Dekubitus atau luka tekan merupakan kerusakan jaringan yang terlokalisir,

disebabkan karna adanya kompresi jaringan lunak diatas tulang yang menonjol dan

adanya tekanan dari luar, dalam jangka waktu yang lama. Kompresi jaringan dapat

membuat gangguan pada suplai darah didaerah yang tertekan. Apabila terus

berlangsung akan menyebabkan insufiens aliran darah, anoreksia atau iskemia jaringan

dan akhirnya dapat menimbulkan kematian sel. Banyak faktor yang menyebabkan

pembentukan luka tekan pada pasien. Faktor ini sering dihubungkan dengan penyakit,

misalnya menurunnya tingkat kesadaran yang berhubungan dengan efek setelah trauma

terjadi, tekanan pada gips, atau akibat penyakit seperti menurunya sensasi yang

berhubungan dengan cedera serebrovaskuler.


1.3 Klasifikasi

1) Tahap 1

Muncul kemerahan pada kulit, yang memucat ketika kulit diregangkan. Kulit

dengan pigmentasi yang gelap mungkin tidak memiliki pucat yang dapat dilihat,

warnanya dapat berbeda dari area disekitarnya.

2) Tahap 2

Kehilangan kulit sebagian, meliputi epidermis, dermis atau keduanya. Luka ini

superfisial dan tampak secara klinis sebagai abrasi, melepuh atau membentuk

kawah yang dalam.

3) Tahap 3

Kehilangan jaringan kulit seluruhnya. Lemak subkutan tampak, tetapi tulang,

tendon dan otot tidak tampak. Cekungan (sloug) dapat tampak, tetapi tidak jelas

dalamnya jarigan yang hilang. Dapat meliputi lubang dan lorong.

4) Tahap 4

Kehilangan seluruh jaringan dengan tulang, tendon dan otot tampak. Cekungan

atau bekas luka tampak pada beberapa bagian luka.

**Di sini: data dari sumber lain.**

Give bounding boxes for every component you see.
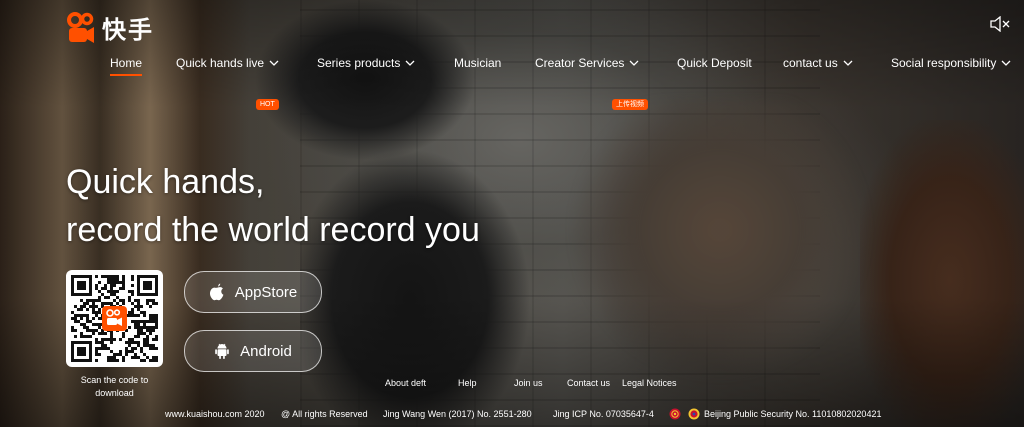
nav-label: Quick hands live <box>176 56 265 70</box>
police-badge-icon <box>688 408 700 420</box>
upload-video-badge: 上传视频 <box>612 99 648 110</box>
footer-license[interactable]: Jing Wang Wen (2017) No. 2551-280 <box>383 409 532 419</box>
nav-series-products[interactable]: Series products <box>317 56 415 70</box>
appstore-button[interactable]: AppStore <box>184 271 322 313</box>
nav-label: Quick Deposit <box>677 56 752 70</box>
main-nav: Home Quick hands live HOT Series product… <box>0 56 1024 110</box>
download-qr-code <box>66 270 163 367</box>
nav-contact-us[interactable]: contact us <box>783 56 853 70</box>
footer-site: www.kuaishou.com 2020 <box>165 409 265 419</box>
kuaishou-logo-icon <box>67 11 94 43</box>
footer-icp[interactable]: Jing ICP No. 07035647-4 <box>553 409 654 419</box>
nav-label: Series products <box>317 56 401 70</box>
android-label: Android <box>240 342 292 360</box>
chevron-down-icon <box>405 60 415 66</box>
footer-link-help[interactable]: Help <box>458 378 477 388</box>
appstore-label: AppStore <box>234 283 298 301</box>
android-button[interactable]: Android <box>184 330 322 372</box>
hero-headline: Quick hands, record the world record you <box>66 158 480 254</box>
qr-code-icon <box>71 275 158 362</box>
chevron-down-icon <box>629 60 639 66</box>
footer-links: About deft Help Join us Contact us Legal… <box>0 378 1024 392</box>
brand-logo[interactable]: 快手 <box>66 10 154 45</box>
nav-label: Social responsibility <box>891 56 997 70</box>
chevron-down-icon <box>843 60 853 66</box>
nav-label: Creator Services <box>535 56 625 70</box>
footer-link-contact-us[interactable]: Contact us <box>567 378 610 388</box>
chevron-down-icon <box>1001 60 1011 66</box>
mute-icon[interactable] <box>990 16 1010 32</box>
footer-info: www.kuaishou.com 2020 @ All rights Reser… <box>0 409 1024 423</box>
nav-home[interactable]: Home <box>110 56 143 76</box>
nav-label: Musician <box>454 56 502 70</box>
footer-link-join-us[interactable]: Join us <box>514 378 543 388</box>
nav-quick-deposit[interactable]: Quick Deposit <box>677 56 752 70</box>
hero-line-1: Quick hands, <box>66 163 265 201</box>
footer-rights: @ All rights Reserved <box>281 409 368 419</box>
nav-label: Home <box>110 56 143 70</box>
footer-security[interactable]: Beijing Public Security No. 110108020204… <box>704 409 881 419</box>
nav-musician[interactable]: Musician <box>454 56 501 70</box>
hot-badge: HOT <box>256 99 279 110</box>
nav-creator-services[interactable]: Creator Services <box>535 56 639 70</box>
footer-link-legal-notices[interactable]: Legal Notices <box>622 378 677 388</box>
emblem-icon <box>669 408 681 420</box>
chevron-down-icon <box>269 60 279 66</box>
nav-quick-hands-live[interactable]: Quick hands live <box>176 56 279 70</box>
footer-link-about[interactable]: About deft <box>385 378 426 388</box>
hero-line-2: record the world record you <box>66 211 480 249</box>
brand-name: 快手 <box>102 17 154 44</box>
nav-label: contact us <box>783 56 838 70</box>
android-icon <box>215 343 229 359</box>
apple-icon <box>209 283 224 301</box>
nav-social-responsibility[interactable]: Social responsibility <box>891 56 1011 70</box>
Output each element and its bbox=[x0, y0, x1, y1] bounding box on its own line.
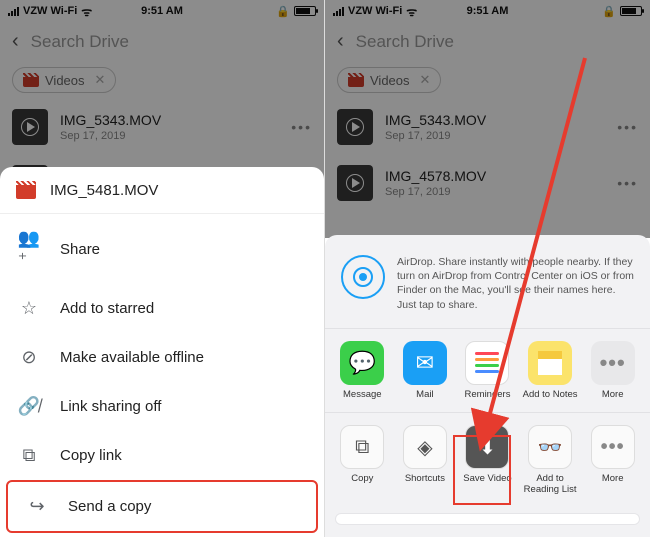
more-icon: ••• bbox=[591, 425, 635, 469]
link-off-icon: 🔗̸ bbox=[18, 396, 40, 417]
file-row[interactable]: IMG_5343.MOV Sep 17, 2019 ••• bbox=[0, 99, 324, 155]
share-sheet: AirDrop. Share instantly with people nea… bbox=[325, 235, 650, 537]
notes-icon bbox=[528, 341, 572, 385]
chip-close-icon[interactable]: ✕ bbox=[95, 72, 106, 88]
phone-right: VZW Wi-Fi ᯤ 9:51 AM 🔒 ‹ Search Drive Vide… bbox=[325, 0, 650, 537]
filter-chip-videos[interactable]: Videos ✕ bbox=[337, 67, 441, 93]
status-bar: VZW Wi-Fi ᯤ 9:51 AM 🔒 bbox=[0, 0, 324, 22]
carrier-label: VZW Wi-Fi bbox=[348, 5, 402, 17]
file-date: Sep 17, 2019 bbox=[385, 130, 605, 142]
person-add-icon: 👥⁺ bbox=[18, 228, 40, 270]
reading-list-icon: 👓 bbox=[528, 425, 572, 469]
reminders-icon bbox=[465, 341, 509, 385]
mail-icon: ✉ bbox=[403, 341, 447, 385]
share-apps-row: 💬Message ✉Mail Reminders Add to Notes ••… bbox=[325, 329, 650, 413]
menu-link-off[interactable]: 🔗̸Link sharing off bbox=[0, 382, 324, 431]
clapper-icon bbox=[348, 73, 364, 87]
back-icon[interactable]: ‹ bbox=[337, 30, 344, 53]
search-row[interactable]: ‹ Search Drive bbox=[0, 22, 324, 61]
message-icon: 💬 bbox=[340, 341, 384, 385]
action-reading-list[interactable]: 👓Add to Reading List bbox=[521, 425, 579, 495]
menu-send-copy[interactable]: ↪Send a copy bbox=[6, 480, 318, 533]
bottom-sheet: IMG_5481.MOV 👥⁺Share ☆Add to starred ⊘Ma… bbox=[0, 167, 324, 537]
carrier-label: VZW Wi-Fi bbox=[23, 5, 77, 17]
more-icon: ••• bbox=[591, 341, 635, 385]
search-input[interactable]: Search Drive bbox=[356, 32, 454, 52]
share-actions-row: ⧉Copy ◈Shortcuts ⬇Save Video 👓Add to Rea… bbox=[325, 413, 650, 507]
clapper-icon bbox=[23, 73, 39, 87]
lock-icon: 🔒 bbox=[602, 5, 616, 18]
chip-label: Videos bbox=[370, 73, 410, 88]
star-icon: ☆ bbox=[18, 298, 40, 319]
sheet-title: IMG_5481.MOV bbox=[50, 182, 158, 199]
video-thumb bbox=[337, 165, 373, 201]
action-shortcuts[interactable]: ◈Shortcuts bbox=[396, 425, 454, 484]
clapper-icon bbox=[16, 181, 36, 199]
menu-offline[interactable]: ⊘Make available offline bbox=[0, 333, 324, 382]
file-name: IMG_5343.MOV bbox=[385, 112, 605, 128]
search-input[interactable]: Search Drive bbox=[31, 32, 129, 52]
file-row[interactable]: IMG_5343.MOV Sep 17, 2019 ••• bbox=[325, 99, 650, 155]
more-icon[interactable]: ••• bbox=[617, 175, 638, 191]
time-label: 9:51 AM bbox=[467, 5, 509, 17]
battery-icon bbox=[294, 6, 316, 16]
time-label: 9:51 AM bbox=[141, 5, 183, 17]
airdrop-icon[interactable] bbox=[341, 255, 385, 299]
send-icon: ↪ bbox=[26, 496, 48, 517]
app-message[interactable]: 💬Message bbox=[333, 341, 391, 400]
shortcuts-icon: ◈ bbox=[403, 425, 447, 469]
filter-chip-videos[interactable]: Videos ✕ bbox=[12, 67, 116, 93]
app-mail[interactable]: ✉Mail bbox=[396, 341, 454, 400]
video-thumb bbox=[337, 109, 373, 145]
file-date: Sep 17, 2019 bbox=[385, 186, 605, 198]
file-date: Sep 17, 2019 bbox=[60, 130, 279, 142]
action-more[interactable]: •••More bbox=[584, 425, 642, 484]
action-copy[interactable]: ⧉Copy bbox=[333, 425, 391, 484]
wifi-icon: ᯤ bbox=[81, 3, 92, 20]
action-save-video[interactable]: ⬇Save Video bbox=[458, 425, 516, 484]
search-row[interactable]: ‹ Search Drive bbox=[325, 22, 650, 61]
more-icon[interactable]: ••• bbox=[291, 119, 312, 135]
video-thumb bbox=[12, 109, 48, 145]
menu-share[interactable]: 👥⁺Share bbox=[0, 214, 324, 284]
status-bar: VZW Wi-Fi ᯤ 9:51 AM 🔒 bbox=[325, 0, 650, 22]
app-reminders[interactable]: Reminders bbox=[458, 341, 516, 400]
file-row[interactable]: IMG_4578.MOV Sep 17, 2019 ••• bbox=[325, 155, 650, 211]
file-name: IMG_5343.MOV bbox=[60, 112, 279, 128]
app-more[interactable]: •••More bbox=[584, 341, 642, 400]
phone-left: VZW Wi-Fi ᯤ 9:51 AM 🔒 ‹ Search Drive Vide… bbox=[0, 0, 325, 537]
menu-copy-link[interactable]: ⧉Copy link bbox=[0, 431, 324, 480]
save-video-icon: ⬇ bbox=[465, 425, 509, 469]
offline-icon: ⊘ bbox=[18, 347, 40, 368]
more-icon[interactable]: ••• bbox=[617, 119, 638, 135]
battery-icon bbox=[620, 6, 642, 16]
wifi-icon: ᯤ bbox=[406, 3, 417, 20]
file-name: IMG_4578.MOV bbox=[385, 168, 605, 184]
back-icon[interactable]: ‹ bbox=[12, 30, 19, 53]
app-notes[interactable]: Add to Notes bbox=[521, 341, 579, 400]
lock-icon: 🔒 bbox=[276, 5, 290, 18]
copy-icon: ⧉ bbox=[18, 445, 40, 466]
chip-label: Videos bbox=[45, 73, 85, 88]
airdrop-text: AirDrop. Share instantly with people nea… bbox=[397, 255, 634, 312]
chip-close-icon[interactable]: ✕ bbox=[420, 72, 431, 88]
menu-star[interactable]: ☆Add to starred bbox=[0, 284, 324, 333]
copy-icon: ⧉ bbox=[340, 425, 384, 469]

Dalam proses penyembuhan luka, ada 3 fase yang terlibat, yaitu : inflamasi,

proliferasi dan remodeling

a. Fase inflamasi : tahap inflamasi adalah reaksi tubuh terhadap luka sendiri dan

terjadi dalam beberapa menit setelah cedera dan berakhir kira-kira 3 hari.

Selama homeostatis, sel pembuluh darah yang cedera berkontriksi dan platelet

berkumpul untuk menghentikan perdarahan. Pembekuan ini membentuk

matriks fibrin yang kemudian menjadi kerangka perbaikan sel. Respons

inflamasi ini sangat penting dan jangan memberikan kompres dingin di area

luka untuk mengurangi pembengkakan, jika pembengkakan terjadi dalam

kompartemen yang tertutup (misalnya pergelangan kaki atau leher).


b. Fase proliferatif : fase ini dimulai dan berakhir dalam waktu 3-24 jam.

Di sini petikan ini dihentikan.